"Die Innovationspreisverleihung im Rahmen des Sommerfestes ist das Highlight in unserem Bezirksverband der Mittelstandsunion", sagte Bezirksvorsitzende Jutta Leitherer bei der Veranstaltung mit 100 Gästen in Kitzingen. "Wir arbeiten daran, die Welt nachhaltig zu verbessern und Innovation ist für uns schon immer eine Selbstverständlichkeit", verkündete mit Paulinus Hohmann einer der Preisträger und stellte die Win-Win-Situation in den Fokus.

Einer der Preise der Mittelstandsunion (MU) für drei unterfränkische Unternehmen ging an die Firma Libreo von Bernhard Beck im Kitzinger Innopark. Bernhard Beck erklärte, dass im Innopark Innovation groß geschrieben werde. "Wir machen Elektro-Ladeinfrastruktur der nächsten Generation", skizzierte Beck das Geschäftsmodell von Libreo. Das beinhalte einen Netzlastoptimierer, der via Smartphone arbeitet. Beck betonte: "Wir verheiraten Ökologie und Ökonomie in einem Produkt, verhindern CO2-Emmissionen und reduzieren den Verbrauch von Primärenergie".

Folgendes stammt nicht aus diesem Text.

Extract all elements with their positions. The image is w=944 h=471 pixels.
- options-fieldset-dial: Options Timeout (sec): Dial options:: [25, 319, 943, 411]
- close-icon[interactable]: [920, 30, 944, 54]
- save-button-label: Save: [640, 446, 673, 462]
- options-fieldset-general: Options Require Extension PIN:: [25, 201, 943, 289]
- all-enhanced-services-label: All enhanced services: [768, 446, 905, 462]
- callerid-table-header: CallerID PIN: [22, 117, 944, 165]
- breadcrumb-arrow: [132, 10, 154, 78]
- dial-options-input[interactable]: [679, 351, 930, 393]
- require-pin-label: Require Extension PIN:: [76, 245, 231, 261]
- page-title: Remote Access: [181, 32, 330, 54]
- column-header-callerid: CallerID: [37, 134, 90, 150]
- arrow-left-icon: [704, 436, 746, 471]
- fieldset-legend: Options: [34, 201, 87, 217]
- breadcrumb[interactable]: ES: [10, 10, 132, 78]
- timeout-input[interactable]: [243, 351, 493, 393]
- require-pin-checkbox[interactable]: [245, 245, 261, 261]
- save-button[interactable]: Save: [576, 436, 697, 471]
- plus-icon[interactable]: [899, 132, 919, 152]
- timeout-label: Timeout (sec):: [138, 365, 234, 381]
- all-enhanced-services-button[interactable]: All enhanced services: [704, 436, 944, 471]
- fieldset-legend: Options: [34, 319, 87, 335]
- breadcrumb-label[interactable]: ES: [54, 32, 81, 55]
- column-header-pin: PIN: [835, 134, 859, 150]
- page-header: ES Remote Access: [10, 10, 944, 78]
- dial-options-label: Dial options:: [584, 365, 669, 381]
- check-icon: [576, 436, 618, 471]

Zweiter Preisträger war Paulinus Hohmann mit seiner Firma Adapt-Elektronik aus Großheubach und seiner zusätzlichen Firma Kindermann in Eibelstadt. Er baute zuvor in Großwallstadt ein Firmengründerzentrum auf.

Traditionsprodukt Wein bringt innovatives Unternehmen hervor

Den dritten Preis durfte Florian Müller, Hammelburg, entgegennehmen, der mit dem Weingut Müller zeige, wie man ein altes und traditionsreiches Produkt zukunftsfähig mache – mit einem Bio-Weingut, einem Hotel und einer Vinothek. "Der Frankenwein ist für Sie mehr als ein Getränk, sondern ein Kulturgut", beschied Jutta Leitherer.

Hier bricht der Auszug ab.